Our biggest limitation was the stationary nature of our data. We had to adapt our approach to fit cross-sectional data. At the start, our goal was to use health conditions as an indicator of diabetes; however, we were unable to discern which condition developed first. Previous research in the field of diabetes has shown that multiple health conditions and lifestyle choices, including obesity and smoking, contribute to the development of diabetes. We were restricted to using diabetes as a proxy for other health conditions which affects the results, no matter what mitigating factors were used. Our final approach, determining how well certain socioeconomic indicators predicted a diabetic outcome, was still limited by the type of data provided by the BRFSS. The inclusion of a person’s health history, particularly, the dates they developed any health conditions, would have allowed us to increase the accuracy of our predictions. It would allow for a more efficient allocation of funds within the given communities and health care systems. In turn, this would help with increasing preventative care for not only diabetes but other preventable diseases as well.

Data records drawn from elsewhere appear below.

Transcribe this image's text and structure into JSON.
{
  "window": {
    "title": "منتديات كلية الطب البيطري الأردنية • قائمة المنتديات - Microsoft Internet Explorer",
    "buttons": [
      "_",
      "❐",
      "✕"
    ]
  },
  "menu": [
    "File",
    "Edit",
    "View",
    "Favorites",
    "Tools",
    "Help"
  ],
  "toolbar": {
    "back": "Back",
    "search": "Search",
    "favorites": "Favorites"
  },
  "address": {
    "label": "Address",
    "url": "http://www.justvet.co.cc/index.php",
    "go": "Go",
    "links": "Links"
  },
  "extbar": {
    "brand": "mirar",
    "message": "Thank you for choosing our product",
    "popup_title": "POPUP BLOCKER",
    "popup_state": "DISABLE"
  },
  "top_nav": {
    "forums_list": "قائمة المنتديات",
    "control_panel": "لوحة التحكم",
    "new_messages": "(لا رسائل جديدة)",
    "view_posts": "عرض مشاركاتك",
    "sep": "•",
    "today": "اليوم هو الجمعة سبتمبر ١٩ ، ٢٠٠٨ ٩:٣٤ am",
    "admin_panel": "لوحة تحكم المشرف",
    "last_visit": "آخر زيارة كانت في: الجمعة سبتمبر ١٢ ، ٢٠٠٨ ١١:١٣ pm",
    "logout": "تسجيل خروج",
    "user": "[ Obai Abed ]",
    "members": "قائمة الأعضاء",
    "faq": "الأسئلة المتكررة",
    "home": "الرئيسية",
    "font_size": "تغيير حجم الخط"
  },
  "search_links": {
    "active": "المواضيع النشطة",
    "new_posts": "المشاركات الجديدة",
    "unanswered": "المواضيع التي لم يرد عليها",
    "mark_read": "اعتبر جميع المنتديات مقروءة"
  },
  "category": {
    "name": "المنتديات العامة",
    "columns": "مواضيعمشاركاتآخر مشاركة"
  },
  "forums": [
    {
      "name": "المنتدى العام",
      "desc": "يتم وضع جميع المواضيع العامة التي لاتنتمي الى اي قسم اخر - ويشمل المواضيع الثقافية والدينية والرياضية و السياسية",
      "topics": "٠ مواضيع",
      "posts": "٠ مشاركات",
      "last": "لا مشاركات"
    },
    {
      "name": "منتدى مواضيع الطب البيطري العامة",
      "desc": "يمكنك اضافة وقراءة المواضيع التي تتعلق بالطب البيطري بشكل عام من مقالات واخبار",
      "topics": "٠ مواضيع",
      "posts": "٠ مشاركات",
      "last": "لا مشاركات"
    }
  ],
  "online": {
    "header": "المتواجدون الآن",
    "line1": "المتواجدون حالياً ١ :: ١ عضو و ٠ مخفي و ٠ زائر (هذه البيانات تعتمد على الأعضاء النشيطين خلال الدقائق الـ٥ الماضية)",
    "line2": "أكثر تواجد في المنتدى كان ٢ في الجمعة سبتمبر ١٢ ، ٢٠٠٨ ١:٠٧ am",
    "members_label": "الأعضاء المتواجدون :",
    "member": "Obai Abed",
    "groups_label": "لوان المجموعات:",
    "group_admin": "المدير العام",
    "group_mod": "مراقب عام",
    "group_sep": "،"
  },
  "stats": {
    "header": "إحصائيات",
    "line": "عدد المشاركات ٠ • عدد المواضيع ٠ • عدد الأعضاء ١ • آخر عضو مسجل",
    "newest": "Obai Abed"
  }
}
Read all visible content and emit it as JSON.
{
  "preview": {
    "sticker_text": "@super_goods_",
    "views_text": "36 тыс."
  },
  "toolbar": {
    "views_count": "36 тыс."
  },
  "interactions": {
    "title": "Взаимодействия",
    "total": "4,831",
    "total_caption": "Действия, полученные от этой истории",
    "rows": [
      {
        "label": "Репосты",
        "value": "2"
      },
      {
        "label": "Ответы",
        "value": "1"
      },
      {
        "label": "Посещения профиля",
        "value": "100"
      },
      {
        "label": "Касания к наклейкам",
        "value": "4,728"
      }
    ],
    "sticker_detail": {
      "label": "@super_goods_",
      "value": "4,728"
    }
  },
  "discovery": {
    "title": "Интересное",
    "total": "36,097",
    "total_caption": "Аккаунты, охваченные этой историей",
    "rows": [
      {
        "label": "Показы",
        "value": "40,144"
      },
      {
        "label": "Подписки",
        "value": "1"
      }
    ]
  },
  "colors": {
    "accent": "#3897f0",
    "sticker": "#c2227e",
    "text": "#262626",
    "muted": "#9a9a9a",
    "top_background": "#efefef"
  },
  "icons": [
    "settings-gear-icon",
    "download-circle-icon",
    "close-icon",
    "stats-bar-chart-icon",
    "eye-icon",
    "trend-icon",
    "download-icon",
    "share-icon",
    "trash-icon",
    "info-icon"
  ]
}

Given our specific goals of identifying at risk communities and reducing the load on the health care system, being able to accurately, and consistently, predict areas at higher risk of developing diabetes, and using that as an indicator of other health conditions, will give more targeted areas for funding, decrease the development of preventable diseases, and decrease the strain on the health system while also decreasing the need for funding in the long term.

Future Work¶

In the future, as stated in the limitations section, extending our model to include a person’s health history over time would increase its accuracy. Additionally, creating new ways to decrease the conditions where diabetes, and other diseases, are prevalent would only serve to boost the efficacy of the funding. This could be done using machine learning with historic funding data and health data in order to reveal overlapping factors that contribute to the issue and would allow us to determine what changes (increased access to healthcare, increased income, increased health education) results in the largest decrease in disease prevalence. Combining social, health, and economic initiatives would allow for increased success.